The primary goals of this project were to improve performance and the timeliness of reports. Those goals were accomplished with more than an order of magnitude improvement in performance. ETL processing time, during which the business intelligence data warehouse was unavailable, went from 48 hours to just two hours. Rather than rebuild everything each processing cycle, the new process cleverly extracts only data relating to accounts with changes. The changes merged with the existing data warehouse before business starts each day. This allowed scheduling of the ETL process to run on a nightly rather than weekly basis, eliminating downtime during business hours and making it possible for analysts to work with much more up-to-date and relevant information.

The entire project took six to nine months for the team to complete. Ideally, documentation for business processes, data flows, and reports would be available and provided as an input to a business intelligence project, but all except the last 30 days of the total project time was spent analyzing and producing that documentation. Actual implementation was the easy part.

During the extensive up-front work documenting dataflows and business processes, it was discovered that Performant’s team frequently had a different impression for how things should work than what was reflected in the system they were using. As a result, the new reports differ not only from the ad hoc spreadsheet reports that some business analysts at Performant had been using, but also from the reports that had been created using the previous business intelligence reporting system.

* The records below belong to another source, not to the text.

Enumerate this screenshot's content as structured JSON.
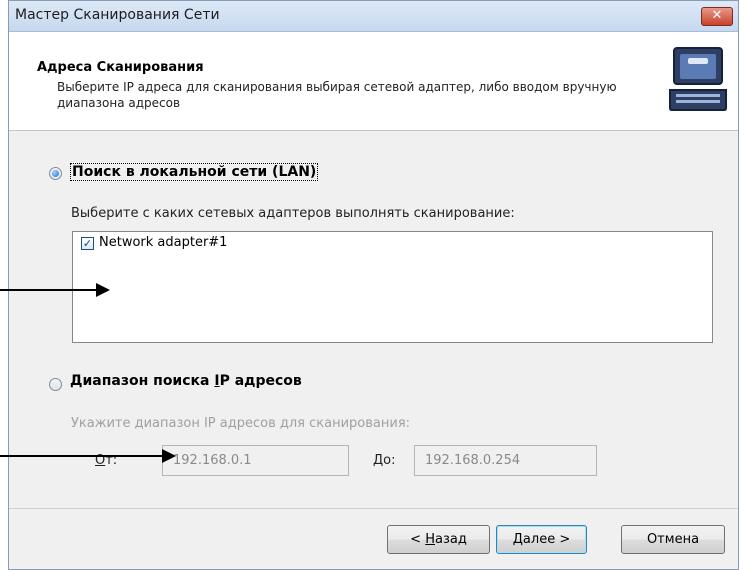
{
  "window": {
    "title": "Мастер Сканирования Сети",
    "close_glyph": "✕"
  },
  "header": {
    "title": "Адреса Сканирования",
    "subtitle": "Выберите IP адреса для сканирования выбирая сетевой адаптер, либо вводом вручную диапазона адресов",
    "icon": "laptop-icon"
  },
  "lan": {
    "label": "Поиск в локальной сети (LAN)",
    "selected": true,
    "prompt": "Выберите с каких сетевых адаптеров выполнять сканирование:",
    "adapters": [
      {
        "label": "Network adapter#1",
        "checked": true
      }
    ]
  },
  "range": {
    "label_before": "Диапазон поиска ",
    "label_underlined": "I",
    "label_after": "P адресов",
    "selected": false,
    "prompt": "Укажите диапазон IP адресов для сканирования:",
    "from_label_underlined": "О",
    "from_label_rest": "т:",
    "from_value": "192.168.0.1",
    "to_label_underlined": "Д",
    "to_label_rest": "о:",
    "to_value": "192.168.0.254"
  },
  "buttons": {
    "back_prefix": "< ",
    "back_underlined": "Н",
    "back_rest": "азад",
    "next_underlined": "Д",
    "next_rest": "алее >",
    "cancel": "Отмена"
  },
  "colors": {
    "accent": "#1c6fc6",
    "window_bg": "#f0f0f0"
  }
}
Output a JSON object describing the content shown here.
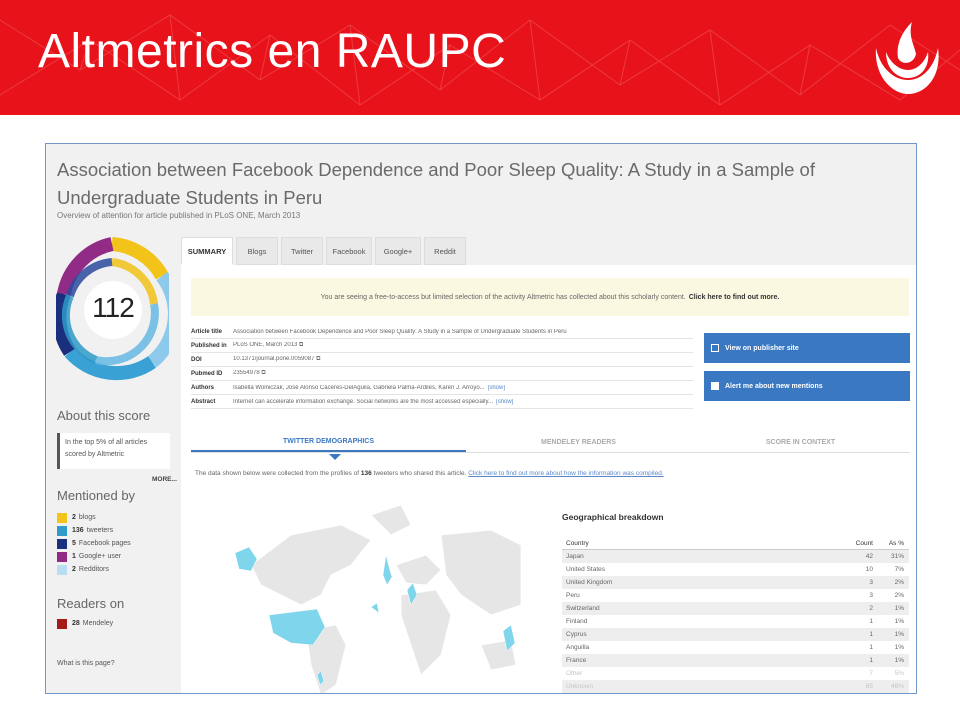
{
  "slide": {
    "title": "Altmetrics en RAUPC",
    "colors": {
      "banner": "#e8121a",
      "accent": "#3a78c2"
    },
    "logo_icon": "upc-logo-icon"
  },
  "article": {
    "title": "Association between Facebook Dependence and Poor Sleep Quality: A Study in a Sample of Undergraduate Students in Peru",
    "subtitle": "Overview of attention for article published in PLoS ONE, March 2013"
  },
  "score": {
    "value": "112",
    "about_heading": "About this score",
    "about_text": "In the top 5% of all articles scored by Altmetric",
    "more": "MORE..."
  },
  "mentioned_by": {
    "heading": "Mentioned by",
    "items": [
      {
        "count": "2",
        "label": "blogs",
        "color": "#f2c318"
      },
      {
        "count": "136",
        "label": "tweeters",
        "color": "#2f9bc9"
      },
      {
        "count": "5",
        "label": "Facebook pages",
        "color": "#1a2f7d"
      },
      {
        "count": "1",
        "label": "Google+ user",
        "color": "#922b86"
      },
      {
        "count": "2",
        "label": "Redditors",
        "color": "#b9def2"
      }
    ]
  },
  "readers": {
    "heading": "Readers on",
    "items": [
      {
        "count": "28",
        "label": "Mendeley",
        "color": "#a41b18"
      }
    ]
  },
  "what_link": "What is this page?",
  "tabs": [
    "SUMMARY",
    "Blogs",
    "Twitter",
    "Facebook",
    "Google+",
    "Reddit"
  ],
  "notice": {
    "text": "You are seeing a free-to-access but limited selection of the activity Altmetric has collected about this scholarly content.",
    "link": "Click here to find out more."
  },
  "meta": [
    {
      "key": "Article title",
      "value": "Association between Facebook Dependence and Poor Sleep Quality: A Study in a Sample of Undergraduate Students in Peru",
      "extra": ""
    },
    {
      "key": "Published in",
      "value": "PLoS ONE, March 2013",
      "extra": ""
    },
    {
      "key": "DOI",
      "value": "10.1371/journal.pone.0059087",
      "extra": ""
    },
    {
      "key": "Pubmed ID",
      "value": "23554978",
      "extra": ""
    },
    {
      "key": "Authors",
      "value": "Isabella Wolniczak, José Alonso Cáceres-DelAguila, Gabriela Palma-Ardiles, Karen J. Arroyo...",
      "extra": "[show]"
    },
    {
      "key": "Abstract",
      "value": "Internet can accelerate information exchange. Social networks are the most accessed especially...",
      "extra": "[show]"
    }
  ],
  "buttons": {
    "publisher": "View on publisher site",
    "alert": "Alert me about new mentions"
  },
  "subtabs": [
    "TWITTER DEMOGRAPHICS",
    "MENDELEY READERS",
    "SCORE IN CONTEXT"
  ],
  "data_line": {
    "prefix": "The data shown below were collected from the profiles of",
    "count": "136",
    "suffix": "tweeters who shared this article.",
    "link": "Click here to find out more about how the information was compiled."
  },
  "geo": {
    "title": "Geographical breakdown",
    "headers": [
      "Country",
      "Count",
      "As %"
    ],
    "rows": [
      [
        "Japan",
        "42",
        "31%"
      ],
      [
        "United States",
        "10",
        "7%"
      ],
      [
        "United Kingdom",
        "3",
        "2%"
      ],
      [
        "Peru",
        "3",
        "2%"
      ],
      [
        "Switzerland",
        "2",
        "1%"
      ],
      [
        "Finland",
        "1",
        "1%"
      ],
      [
        "Cyprus",
        "1",
        "1%"
      ],
      [
        "Anguilla",
        "1",
        "1%"
      ],
      [
        "France",
        "1",
        "1%"
      ],
      [
        "Other",
        "7",
        "5%"
      ],
      [
        "Unknown",
        "65",
        "48%"
      ]
    ]
  }
}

Overall the project was a success. With the new system, Performant’s teams now have consistent, up-to-date, and accurate information from which to make their decisions. The benefits of the project have since been applied a total of six times across business intelligence data warehouses serving student loan recovery and healthcare analysis systems.

Reporting Timeline

THE FUTURE

The business intelligence systems for which the ETL process described in the case study was performed are all currently "batch" systems. Reports are computed by IT and delivered to analysts who need the information for rooting out opportunities. To magnify the benefits of the new healthcare application, AI and Performant are embarking on creation of a self-service business intelligence system. With self-service BI, users will be able to drill down to determine the root causes for what they see in reports. This will make analysts much more efficient as they look for ways to cut fraud and waste, greatly increasing the value of Performant’s business intelligence tools.